What Is Happening with Bonds?

All of a sudden, it seems, the long-placid bond market has lurched into action.  Prices have dropped, and as is the way of bond math, yields have risen.  The 10-year treasury note, for instance, has seen its yield more than double, rising from 0.7 percent last fall toward 1.75 percent recently. 

Much of what seems to have upset bond investors has been evident for some time now.  But some sources of concern are relatively new, particularly the spending plans of the Biden administration.  The combination of existing and new concerns has hit the bond markets with what might be described as a four-punch combination.

First Punch

Bond markets were already in an untenable state in 2020.  With short-term interest rates driven down to about zero, and with active bond buying on financial markets by the Federal Reserve (Fed), bond yields had already fallen below the rate of inflation.  Without some major policy push to drive rates and yields down even farther (and so prices up higher) holding bonds was already a losing proposition.  Meanwhile, the Fed and other central banks showed little appetite for adding still more support to markets than they already were. In other words, bonds were an unattractive investment unless the unlikely happened.  To be sure, less credit-worthy bonds continued to offer yields above the rate of inflation, but the risk involved in buying them recommended buying other investments first.  In such an environment, anything in the least bit discouraging could tip the flow of monies away from bonds.

Second Punch

Investors understand that the Fed’s ongoing support of liquidity could always cut two ways. It sustains demand for financial assets, including bonds, but in the longer term, and more fundamentally, a surplus of liquidity could always trigger accelerating inflation, which would erode the real value of the interest earned on bonds.  As long as the Covid pandemic raged, investors thought little about inflation, especially because the economy had enjoyed a long stretch of low inflation before the virus arrived.  But with vaccinations increasing and a full or almost-full economic re-opening on the horizon, what had been secondary concerns about inflation have become a larger element in the calculations of bond investors.  Even though Fed Chairman Jay Powell has voiced assurances that inflation was not a concern, investors, confident that the economy will grow strongly in  2021 and 2022, see the possibility of economic overheating and thus do worry about inflationary pressures.

Third Punch

There is now concrete evidence of rising inflation.  Consumer prices in the opening months of 2021 rose at a 4.5 percent annual rate, far above the 2.0 percent averaged for the prior ten years.  Producer prices, after showing no increases (on balance) for years, have risen at a 5 percent annual pace since last June.  Commodity prices also have risen sharply since last year.  Copper prices, for example, jumped some 25 percent.  Oil prices are up 50 percent.   The broad commodity price index has risen 30 percent.

Fourth Punch

The most recent development arises from the deteriorating picture of federal finances.  Concerns here have grown markedly since the Presidential election.  There is little doubt that federal finances had already taken a bad turn long before the election last November.  Tax cuts in 2017 had already greatly enlarged budget deficits, and spending to bolster the economy during the pandemic had also added to the flow of red ink, which official sources projected would reach $2.3 trillion in 2021, some 10.3 percent of GDP, which is well above historic norms of about 3 percent.  Now, with an additional $1.9 trillion in spending from President Biden’s Covid relief package, the 2021 deficit looks likely to rise to over $4 trillion, almost 18 percent of GDP.  
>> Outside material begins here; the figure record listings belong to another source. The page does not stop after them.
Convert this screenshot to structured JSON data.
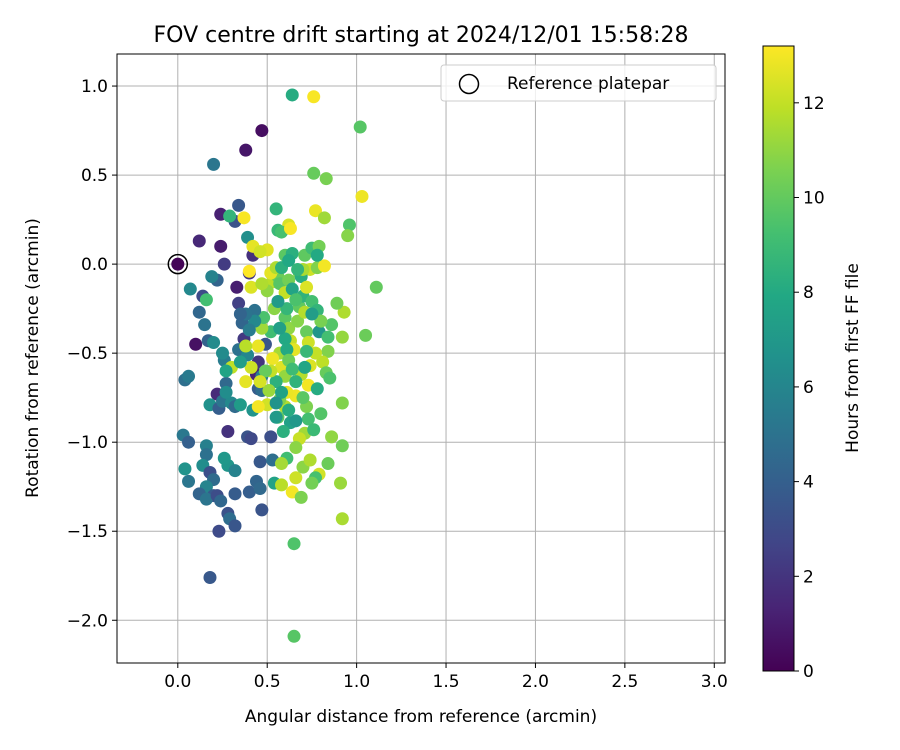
{
  "chart_data": {
    "type": "scatter",
    "title": "FOV centre drift starting at 2024/12/01 15:58:28",
    "xlabel": "Angular distance from reference (arcmin)",
    "ylabel": "Rotation from reference (arcmin)",
    "xlim": [
      -0.34,
      3.06
    ],
    "ylim": [
      -2.24,
      1.18
    ],
    "x_ticks": [
      0.0,
      0.5,
      1.0,
      1.5,
      2.0,
      2.5,
      3.0
    ],
    "x_tick_labels": [
      "0.0",
      "0.5",
      "1.0",
      "1.5",
      "2.0",
      "2.5",
      "3.0"
    ],
    "y_ticks": [
      1.0,
      0.5,
      0.0,
      -0.5,
      -1.0,
      -1.5,
      -2.0
    ],
    "y_tick_labels": [
      "1.0",
      "0.5",
      "0.0",
      "−0.5",
      "−1.0",
      "−1.5",
      "−2.0"
    ],
    "grid": true,
    "legend": {
      "placement": "top-right",
      "entries": [
        "Reference platepar"
      ]
    },
    "reference_point": {
      "x": 0.0,
      "y": 0.0,
      "label": "Reference platepar"
    },
    "colorbar": {
      "label": "Hours from first FF file",
      "colormap": "viridis",
      "range": [
        0,
        13.2
      ],
      "ticks": [
        0,
        2,
        4,
        6,
        8,
        10,
        12
      ],
      "tick_labels": [
        "0",
        "2",
        "4",
        "6",
        "8",
        "10",
        "12"
      ]
    },
    "points": [
      [
        0.0,
        0.0,
        0.1
      ],
      [
        0.47,
        0.75,
        0.5
      ],
      [
        0.38,
        0.64,
        0.8
      ],
      [
        0.12,
        0.13,
        1.5
      ],
      [
        0.24,
        0.28,
        1.2
      ],
      [
        0.24,
        0.1,
        1.0
      ],
      [
        0.1,
        -0.45,
        0.6
      ],
      [
        0.26,
        0.0,
        2.3
      ],
      [
        0.33,
        -0.13,
        1.1
      ],
      [
        0.22,
        -0.73,
        1.6
      ],
      [
        0.28,
        -0.94,
        1.9
      ],
      [
        0.44,
        -0.62,
        1.3
      ],
      [
        0.45,
        -0.55,
        2.0
      ],
      [
        0.37,
        -0.42,
        2.2
      ],
      [
        0.42,
        0.05,
        1.8
      ],
      [
        0.4,
        -0.05,
        2.1
      ],
      [
        0.34,
        -0.22,
        2.5
      ],
      [
        0.2,
        0.56,
        5.2
      ],
      [
        0.34,
        0.33,
        3.6
      ],
      [
        0.32,
        0.24,
        3.3
      ],
      [
        0.39,
        0.15,
        6.5
      ],
      [
        0.14,
        -0.18,
        3.0
      ],
      [
        0.22,
        -0.09,
        4.2
      ],
      [
        0.19,
        -0.07,
        5.8
      ],
      [
        0.12,
        -0.27,
        4.4
      ],
      [
        0.07,
        -0.14,
        6.1
      ],
      [
        0.04,
        -0.65,
        4.8
      ],
      [
        0.06,
        -0.63,
        5.4
      ],
      [
        0.17,
        -0.43,
        4.1
      ],
      [
        0.15,
        -0.34,
        5.0
      ],
      [
        0.2,
        -0.44,
        6.3
      ],
      [
        0.26,
        -0.54,
        5.5
      ],
      [
        0.27,
        -0.67,
        4.5
      ],
      [
        0.18,
        -0.79,
        6.6
      ],
      [
        0.23,
        -0.81,
        3.9
      ],
      [
        0.25,
        -0.77,
        5.1
      ],
      [
        0.3,
        -0.78,
        6.2
      ],
      [
        0.32,
        -0.8,
        4.6
      ],
      [
        0.34,
        -0.48,
        4.9
      ],
      [
        0.36,
        -0.33,
        4.3
      ],
      [
        0.39,
        -0.51,
        6.0
      ],
      [
        0.35,
        -0.79,
        7.2
      ],
      [
        0.39,
        -0.97,
        3.4
      ],
      [
        0.45,
        -0.7,
        3.8
      ],
      [
        0.42,
        -0.82,
        6.8
      ],
      [
        0.47,
        -0.63,
        5.6
      ],
      [
        0.47,
        -0.71,
        4.7
      ],
      [
        0.49,
        -0.45,
        3.5
      ],
      [
        0.03,
        -0.96,
        5.3
      ],
      [
        0.06,
        -1.0,
        4.0
      ],
      [
        0.16,
        -1.02,
        5.7
      ],
      [
        0.16,
        -1.07,
        4.9
      ],
      [
        0.14,
        -1.13,
        6.4
      ],
      [
        0.18,
        -1.17,
        3.2
      ],
      [
        0.2,
        -1.21,
        4.6
      ],
      [
        0.16,
        -1.25,
        5.9
      ],
      [
        0.2,
        -1.3,
        3.7
      ],
      [
        0.12,
        -1.29,
        4.2
      ],
      [
        0.06,
        -1.22,
        5.2
      ],
      [
        0.04,
        -1.15,
        6.7
      ],
      [
        0.16,
        -1.32,
        5.1
      ],
      [
        0.22,
        -1.3,
        3.1
      ],
      [
        0.24,
        -1.33,
        4.4
      ],
      [
        0.28,
        -1.13,
        6.9
      ],
      [
        0.26,
        -1.09,
        7.0
      ],
      [
        0.32,
        -1.16,
        5.8
      ],
      [
        0.32,
        -1.29,
        3.8
      ],
      [
        0.28,
        -1.4,
        3.3
      ],
      [
        0.29,
        -1.43,
        4.7
      ],
      [
        0.32,
        -1.47,
        3.5
      ],
      [
        0.23,
        -1.5,
        3.0
      ],
      [
        0.18,
        -1.76,
        3.6
      ],
      [
        0.4,
        -1.28,
        3.9
      ],
      [
        0.44,
        -1.22,
        4.3
      ],
      [
        0.46,
        -1.11,
        3.6
      ],
      [
        0.41,
        -0.98,
        2.9
      ],
      [
        0.47,
        -1.38,
        3.4
      ],
      [
        0.46,
        -1.26,
        4.5
      ],
      [
        0.52,
        -0.97,
        3.2
      ],
      [
        0.53,
        -1.1,
        4.8
      ],
      [
        0.54,
        -1.23,
        7.6
      ],
      [
        0.38,
        -0.66,
        12.7
      ],
      [
        0.43,
        -0.29,
        11.4
      ],
      [
        0.52,
        -0.38,
        9.1
      ],
      [
        0.5,
        -0.79,
        12.3
      ],
      [
        0.45,
        -0.8,
        13.0
      ],
      [
        0.54,
        -0.25,
        10.9
      ],
      [
        0.53,
        -0.1,
        11.8
      ],
      [
        0.5,
        0.08,
        12.6
      ],
      [
        0.56,
        -0.07,
        10.2
      ],
      [
        0.6,
        0.05,
        9.8
      ],
      [
        0.62,
        0.22,
        12.4
      ],
      [
        0.56,
        0.19,
        8.8
      ],
      [
        0.58,
        0.18,
        9.3
      ],
      [
        0.55,
        0.31,
        8.6
      ],
      [
        0.63,
        0.2,
        13.1
      ],
      [
        0.64,
        0.06,
        8.3
      ],
      [
        0.68,
        -0.05,
        10.6
      ],
      [
        0.71,
        0.05,
        9.9
      ],
      [
        0.75,
        0.09,
        9.0
      ],
      [
        0.79,
        0.1,
        10.4
      ],
      [
        0.74,
        -0.03,
        12.2
      ],
      [
        0.78,
        -0.02,
        10.7
      ],
      [
        0.82,
        -0.01,
        13.0
      ],
      [
        0.77,
        0.3,
        12.8
      ],
      [
        0.82,
        0.26,
        11.3
      ],
      [
        0.76,
        0.51,
        10.1
      ],
      [
        0.83,
        0.48,
        10.5
      ],
      [
        0.64,
        0.95,
        8.1
      ],
      [
        0.76,
        0.94,
        13.1
      ],
      [
        1.02,
        0.77,
        9.7
      ],
      [
        1.03,
        0.38,
        12.9
      ],
      [
        0.96,
        0.22,
        9.5
      ],
      [
        0.95,
        0.16,
        10.8
      ],
      [
        1.11,
        -0.13,
        10.0
      ],
      [
        1.05,
        -0.4,
        10.2
      ],
      [
        0.92,
        -0.41,
        11.1
      ],
      [
        0.93,
        -0.27,
        11.6
      ],
      [
        0.89,
        -0.22,
        10.3
      ],
      [
        0.86,
        -0.34,
        9.6
      ],
      [
        0.84,
        -0.49,
        10.7
      ],
      [
        0.81,
        -0.55,
        11.9
      ],
      [
        0.83,
        -0.61,
        10.1
      ],
      [
        0.85,
        -0.64,
        9.4
      ],
      [
        0.77,
        -0.5,
        12.0
      ],
      [
        0.74,
        -0.57,
        12.5
      ],
      [
        0.73,
        -0.68,
        13.0
      ],
      [
        0.69,
        -0.62,
        11.7
      ],
      [
        0.66,
        -0.74,
        12.9
      ],
      [
        0.72,
        -0.8,
        10.6
      ],
      [
        0.73,
        -0.87,
        9.2
      ],
      [
        0.71,
        -0.95,
        11.3
      ],
      [
        0.76,
        -0.93,
        8.9
      ],
      [
        0.68,
        -0.98,
        12.1
      ],
      [
        0.66,
        -1.03,
        10.9
      ],
      [
        0.61,
        -1.09,
        9.1
      ],
      [
        0.58,
        -1.12,
        11.4
      ],
      [
        0.58,
        -1.24,
        11.8
      ],
      [
        0.64,
        -1.28,
        13.0
      ],
      [
        0.66,
        -1.2,
        12.2
      ],
      [
        0.69,
        -1.31,
        10.6
      ],
      [
        0.7,
        -1.14,
        10.9
      ],
      [
        0.74,
        -1.1,
        11.6
      ],
      [
        0.79,
        -1.18,
        12.3
      ],
      [
        0.77,
        -1.2,
        9.3
      ],
      [
        0.75,
        -1.23,
        10.4
      ],
      [
        0.84,
        -1.12,
        10.2
      ],
      [
        0.86,
        -0.97,
        11.0
      ],
      [
        0.92,
        -1.02,
        10.3
      ],
      [
        0.91,
        -1.23,
        11.2
      ],
      [
        0.92,
        -1.43,
        11.5
      ],
      [
        0.92,
        -0.78,
        10.7
      ],
      [
        0.65,
        -1.57,
        9.5
      ],
      [
        0.65,
        -2.09,
        9.7
      ],
      [
        0.6,
        -0.3,
        9.8
      ],
      [
        0.61,
        -0.25,
        8.7
      ],
      [
        0.62,
        -0.36,
        11.0
      ],
      [
        0.63,
        -0.43,
        12.1
      ],
      [
        0.65,
        -0.48,
        12.7
      ],
      [
        0.67,
        -0.32,
        10.8
      ],
      [
        0.68,
        -0.24,
        9.9
      ],
      [
        0.7,
        -0.18,
        8.5
      ],
      [
        0.71,
        -0.27,
        11.7
      ],
      [
        0.72,
        -0.38,
        10.1
      ],
      [
        0.73,
        -0.44,
        12.2
      ],
      [
        0.75,
        -0.21,
        9.2
      ],
      [
        0.78,
        -0.26,
        8.6
      ],
      [
        0.79,
        -0.38,
        6.9
      ],
      [
        0.8,
        -0.32,
        10.5
      ],
      [
        0.57,
        -0.5,
        11.4
      ],
      [
        0.58,
        -0.58,
        12.6
      ],
      [
        0.6,
        -0.63,
        11.1
      ],
      [
        0.61,
        -0.72,
        12.8
      ],
      [
        0.6,
        -0.8,
        11.7
      ],
      [
        0.56,
        -0.86,
        9.9
      ],
      [
        0.57,
        -0.76,
        10.7
      ],
      [
        0.55,
        -0.66,
        8.4
      ],
      [
        0.53,
        -0.53,
        12.9
      ],
      [
        0.52,
        -0.6,
        12.0
      ],
      [
        0.51,
        -0.71,
        11.2
      ],
      [
        0.49,
        -0.6,
        10.1
      ],
      [
        0.46,
        -0.66,
        12.4
      ],
      [
        0.45,
        -0.46,
        12.8
      ],
      [
        0.47,
        -0.36,
        11.3
      ],
      [
        0.48,
        -0.3,
        9.4
      ],
      [
        0.5,
        -0.15,
        11.0
      ],
      [
        0.52,
        -0.05,
        12.7
      ],
      [
        0.55,
        -0.02,
        11.6
      ],
      [
        0.57,
        -0.11,
        9.7
      ],
      [
        0.6,
        -0.16,
        12.0
      ],
      [
        0.62,
        -0.09,
        10.4
      ],
      [
        0.64,
        -0.14,
        7.7
      ],
      [
        0.66,
        -0.2,
        9.4
      ],
      [
        0.69,
        -0.07,
        8.2
      ],
      [
        0.7,
        -0.03,
        11.5
      ],
      [
        0.72,
        -0.13,
        12.5
      ],
      [
        0.6,
        -0.42,
        7.9
      ],
      [
        0.61,
        -0.48,
        8.0
      ],
      [
        0.62,
        -0.54,
        10.2
      ],
      [
        0.64,
        -0.59,
        9.0
      ],
      [
        0.66,
        -0.66,
        8.5
      ],
      [
        0.62,
        -0.82,
        8.1
      ],
      [
        0.63,
        -0.89,
        7.5
      ],
      [
        0.59,
        -0.94,
        8.3
      ],
      [
        0.55,
        -0.86,
        7.1
      ],
      [
        0.58,
        -0.72,
        7.6
      ],
      [
        0.55,
        -0.78,
        6.7
      ],
      [
        0.43,
        -0.26,
        4.9
      ],
      [
        0.43,
        -0.32,
        6.1
      ],
      [
        0.4,
        -0.37,
        5.5
      ],
      [
        0.38,
        -0.28,
        5.0
      ],
      [
        0.35,
        -0.28,
        4.2
      ],
      [
        0.3,
        -0.58,
        11.9
      ],
      [
        0.25,
        -0.5,
        6.3
      ],
      [
        0.27,
        -0.6,
        7.7
      ],
      [
        0.27,
        -0.72,
        6.4
      ],
      [
        0.16,
        -0.2,
        9.2
      ],
      [
        0.29,
        0.27,
        8.6
      ],
      [
        0.37,
        0.26,
        13.1
      ],
      [
        0.42,
        0.1,
        12.7
      ],
      [
        0.46,
        0.07,
        12.3
      ],
      [
        0.4,
        -0.04,
        13.2
      ],
      [
        0.41,
        -0.13,
        12.5
      ],
      [
        0.47,
        -0.11,
        11.6
      ],
      [
        0.38,
        -0.46,
        11.8
      ],
      [
        0.41,
        -0.58,
        12.2
      ],
      [
        0.35,
        -0.55,
        7.3
      ],
      [
        0.84,
        -0.41,
        9.2
      ],
      [
        0.78,
        -0.7,
        8.1
      ],
      [
        0.8,
        -0.84,
        9.6
      ],
      [
        0.71,
        -0.58,
        7.8
      ],
      [
        0.66,
        -0.88,
        7.0
      ],
      [
        0.7,
        -0.75,
        9.8
      ],
      [
        0.72,
        -0.49,
        8.8
      ],
      [
        0.57,
        -0.36,
        7.4
      ],
      [
        0.56,
        -0.21,
        7.2
      ],
      [
        0.58,
        -0.02,
        8.3
      ],
      [
        0.62,
        0.02,
        7.9
      ],
      [
        0.67,
        -0.03,
        8.6
      ],
      [
        0.78,
        0.05,
        8.0
      ],
      [
        0.75,
        -0.28,
        7.3
      ]
    ]
  }
}
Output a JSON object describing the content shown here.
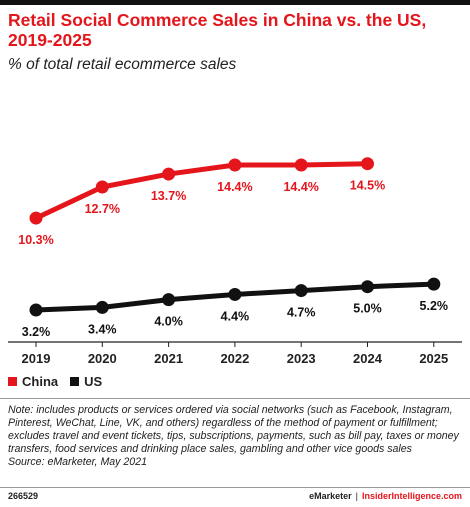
{
  "header": {
    "title": "Retail Social Commerce Sales in China vs. the US, 2019-2025",
    "subtitle": "% of total retail ecommerce sales"
  },
  "colors": {
    "china": "#e4161c",
    "us": "#111111",
    "axis": "#222222",
    "accent": "#e4161c"
  },
  "chart_data": {
    "type": "line",
    "x": [
      "2019",
      "2020",
      "2021",
      "2022",
      "2023",
      "2024",
      "2025"
    ],
    "series": [
      {
        "name": "China",
        "values": [
          10.3,
          12.7,
          13.7,
          14.4,
          14.4,
          14.5,
          null
        ],
        "labels": [
          "10.3%",
          "12.7%",
          "13.7%",
          "14.4%",
          "14.4%",
          "14.5%",
          null
        ]
      },
      {
        "name": "US",
        "values": [
          3.2,
          3.4,
          4.0,
          4.4,
          4.7,
          5.0,
          5.2
        ],
        "labels": [
          "3.2%",
          "3.4%",
          "4.0%",
          "4.4%",
          "4.7%",
          "5.0%",
          "5.2%"
        ]
      }
    ],
    "legend_position": "bottom-left",
    "grid": false
  },
  "legend": {
    "items": [
      {
        "label": "China"
      },
      {
        "label": "US"
      }
    ]
  },
  "note": {
    "text": "Note: includes products or services ordered via social networks (such as Facebook, Instagram, Pinterest, WeChat, Line, VK, and others) regardless of the method of payment or fulfillment; excludes travel and event tickets, tips, subscriptions, payments, such as bill pay, taxes or money transfers, food services and drinking place sales, gambling and other vice goods sales",
    "source": "Source: eMarketer, May 2021"
  },
  "footer": {
    "chart_id": "266529",
    "brand": "eMarketer",
    "separator": "|",
    "site": "InsiderIntelligence.com"
  }
}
Especially because the economy is expected to surge with the projected further re-opening of economic activity, many economists, even Democratic ones like Lawrence Summers, have warned that this additional spending is excessive and could lead to economic overheating, with its implied threat of inflation.  Considering that the White House is also talking about spending heavily on infrastructure, including elements of the Green New Deal, the prospect of overstimulating and overheating the economy have only increased, and with it, a growing prospect of inflationary pressure.  If this were not enough to frighten bond investors, the flood tide of red ink implies that enormous federal borrowing will create a huge supply of new debt and exert inevitable downward pressure on bond prices.  

To the investor, circumstances suggest avoiding bonds –– but there is a silver lining.  The more that bond yields rise, the better they can perform their traditional role of providing income to an investment portfolio.  Retirees have long used a large bond allocation in their portfolio to provide the income they need once they are no longer receiving a paycheck.  In preparation, investors nearing retirement have gone into bonds.  But as yields fell, bonds failed to function in this traditional way.  ith yields now on the rise, bonds may once again fulfill this role.